Das Time Piece bei der Synagoge von Stommeln

Die Werke von Max Neuhaus sind aus Tönen gemacht, die er „baut“ in Beziehung zu dem, was er an der Stelle oder in der Gegend hört, die für eine neue Arbeit vorgesehen ist. Keines seiner Werke entsteht „aus dem Nichts“. So kehrt er immer wieder zu dem Moment im Jahr 1966 zurück, als er seine brilliant begonnene Karriere als Perkussionist abbricht: Einigen Freunden stempelte er das Wort „Listen“ auf die Handfläche und forderte sie auf, mit ihm zusammen einen Gang durch die Stadt zu machen und auf alle vorhandenen Geräusche zu achten. Zu Beginn der Konstruktion eines neuen Werkes von Max Neuhaus sind nur die Geräusche der Umgebung zu hören, sei es das Rauschen des Windes in den Bäumen eines Parks, sei es der Lärm eines grossstädtischen Verkehrsknotenpunktes – dann, bei fortschreitender Ausarbeitung des Stückes, ist es ein elektronisch erzeugter, in die jeweilige sonore Umgebung hineingesetzter und mit ihr zusammen zu hörender Ton, der zunehmend modifiziert und verfeinert wird, bis er einer Vorstellung entspricht, die nicht als Entwurf, sondern nur als Versuch und Echo realisiert werden kann.

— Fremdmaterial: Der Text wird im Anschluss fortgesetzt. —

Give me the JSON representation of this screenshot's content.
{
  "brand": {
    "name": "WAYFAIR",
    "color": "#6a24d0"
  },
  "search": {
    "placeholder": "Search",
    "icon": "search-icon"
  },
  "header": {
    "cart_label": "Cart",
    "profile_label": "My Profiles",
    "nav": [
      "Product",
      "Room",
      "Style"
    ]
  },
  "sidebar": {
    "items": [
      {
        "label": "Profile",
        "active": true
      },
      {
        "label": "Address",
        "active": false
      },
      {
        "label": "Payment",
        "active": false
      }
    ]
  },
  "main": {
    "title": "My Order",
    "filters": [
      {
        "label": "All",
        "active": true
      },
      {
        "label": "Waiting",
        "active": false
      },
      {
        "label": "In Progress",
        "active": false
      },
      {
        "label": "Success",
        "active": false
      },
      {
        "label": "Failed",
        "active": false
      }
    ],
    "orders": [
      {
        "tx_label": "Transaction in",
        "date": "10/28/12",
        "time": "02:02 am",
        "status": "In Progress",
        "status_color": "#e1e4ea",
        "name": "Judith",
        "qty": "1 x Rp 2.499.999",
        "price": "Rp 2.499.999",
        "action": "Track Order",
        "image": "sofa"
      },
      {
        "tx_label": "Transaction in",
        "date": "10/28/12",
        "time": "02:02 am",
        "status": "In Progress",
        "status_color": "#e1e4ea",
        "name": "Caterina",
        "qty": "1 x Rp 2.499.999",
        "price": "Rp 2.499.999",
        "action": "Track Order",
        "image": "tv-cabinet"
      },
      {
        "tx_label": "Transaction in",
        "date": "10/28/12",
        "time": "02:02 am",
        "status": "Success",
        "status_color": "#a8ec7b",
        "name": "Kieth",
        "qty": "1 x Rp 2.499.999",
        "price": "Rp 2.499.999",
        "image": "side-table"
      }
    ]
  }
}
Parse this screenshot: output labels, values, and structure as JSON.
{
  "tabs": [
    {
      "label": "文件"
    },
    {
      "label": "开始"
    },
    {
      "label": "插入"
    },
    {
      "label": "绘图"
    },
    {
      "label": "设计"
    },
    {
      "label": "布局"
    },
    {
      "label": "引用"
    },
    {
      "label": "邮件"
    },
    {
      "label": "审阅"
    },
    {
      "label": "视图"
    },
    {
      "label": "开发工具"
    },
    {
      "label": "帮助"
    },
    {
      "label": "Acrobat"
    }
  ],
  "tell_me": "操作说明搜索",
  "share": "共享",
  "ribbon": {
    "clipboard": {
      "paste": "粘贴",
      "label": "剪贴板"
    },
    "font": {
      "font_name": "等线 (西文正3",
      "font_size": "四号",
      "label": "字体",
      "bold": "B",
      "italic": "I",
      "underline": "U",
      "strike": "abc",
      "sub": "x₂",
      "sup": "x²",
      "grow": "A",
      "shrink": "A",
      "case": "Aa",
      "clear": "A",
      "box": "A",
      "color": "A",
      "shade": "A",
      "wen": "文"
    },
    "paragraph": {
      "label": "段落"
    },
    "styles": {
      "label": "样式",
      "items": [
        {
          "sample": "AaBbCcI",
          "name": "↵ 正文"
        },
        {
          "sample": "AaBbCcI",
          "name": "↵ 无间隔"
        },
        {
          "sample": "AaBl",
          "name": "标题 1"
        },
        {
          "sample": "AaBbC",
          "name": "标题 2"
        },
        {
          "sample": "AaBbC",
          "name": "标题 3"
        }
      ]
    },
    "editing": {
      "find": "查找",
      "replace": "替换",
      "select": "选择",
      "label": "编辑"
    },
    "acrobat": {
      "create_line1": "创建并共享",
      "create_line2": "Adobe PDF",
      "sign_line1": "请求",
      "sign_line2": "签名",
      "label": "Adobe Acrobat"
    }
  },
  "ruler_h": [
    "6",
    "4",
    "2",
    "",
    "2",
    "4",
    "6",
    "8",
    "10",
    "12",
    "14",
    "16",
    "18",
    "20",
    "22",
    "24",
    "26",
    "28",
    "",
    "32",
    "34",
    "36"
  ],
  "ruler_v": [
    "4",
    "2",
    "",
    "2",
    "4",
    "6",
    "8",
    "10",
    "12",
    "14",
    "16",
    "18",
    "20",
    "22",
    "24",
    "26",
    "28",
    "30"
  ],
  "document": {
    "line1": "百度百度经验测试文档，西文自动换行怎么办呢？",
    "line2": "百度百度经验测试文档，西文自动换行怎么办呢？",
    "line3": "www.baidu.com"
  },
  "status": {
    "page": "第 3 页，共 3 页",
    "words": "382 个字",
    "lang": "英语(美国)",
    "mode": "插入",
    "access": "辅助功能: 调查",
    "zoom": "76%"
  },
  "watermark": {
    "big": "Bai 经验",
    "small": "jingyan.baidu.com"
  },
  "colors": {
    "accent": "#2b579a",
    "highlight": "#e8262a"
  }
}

Die Sound Works von Neuhaus sind keine Musik. Von Musik lässt sich (unter anderem) sagen, sie bestehe in der Gestaltung von Zeit mittels Tönen, die in besonderer Weise zueinander gesetzt sind. Ausgerechnet ein Werk, das wesentliche geschichtlichen Vereinbarungen zur Musik in Frage stellt, 4’33’’ von John Cage, ist grundlegend bestimmt durch zeitliche Abmessung, festgehalten in einer Partitur. Organisierte Zeitlichkeit enthebt die Musik dem Kontinuum der unablässig sich verändernden Geräusche und bildet einen Zeit-Raum, eine räumlich und zeitlich begrenzte Zone, in welche der Hörer eintaucht, von der er distanzlos umgeben ist und der er sich nicht ohne weiteres verschliessen kann. Der physiologische Unterschied zwischen Ohr und Auge reflektiert die Differenz zwischen Gegenständen des Hörens und des Sehens – letzteren sieht sich das Subjekt gegenüber, wie es einem Ton nie gegenübersteht. Der Philosoph Peter Sloterdijk traut es der Musik zu, genau indem sie organisierte Töne in die Welt setzt, die uns umgeben und uns einnehmen, uns aus der „Welt als Lärmtotalität“ zu entführen und uns zu erinnern an die „archaische Euphonie des vorweltlichen Innen“, an den Wohlklang der mütterlichen Geräusche, die zu hören unserer unvergleichliches Privileg war zur Zeit der vorgeburtlichen Schwebe.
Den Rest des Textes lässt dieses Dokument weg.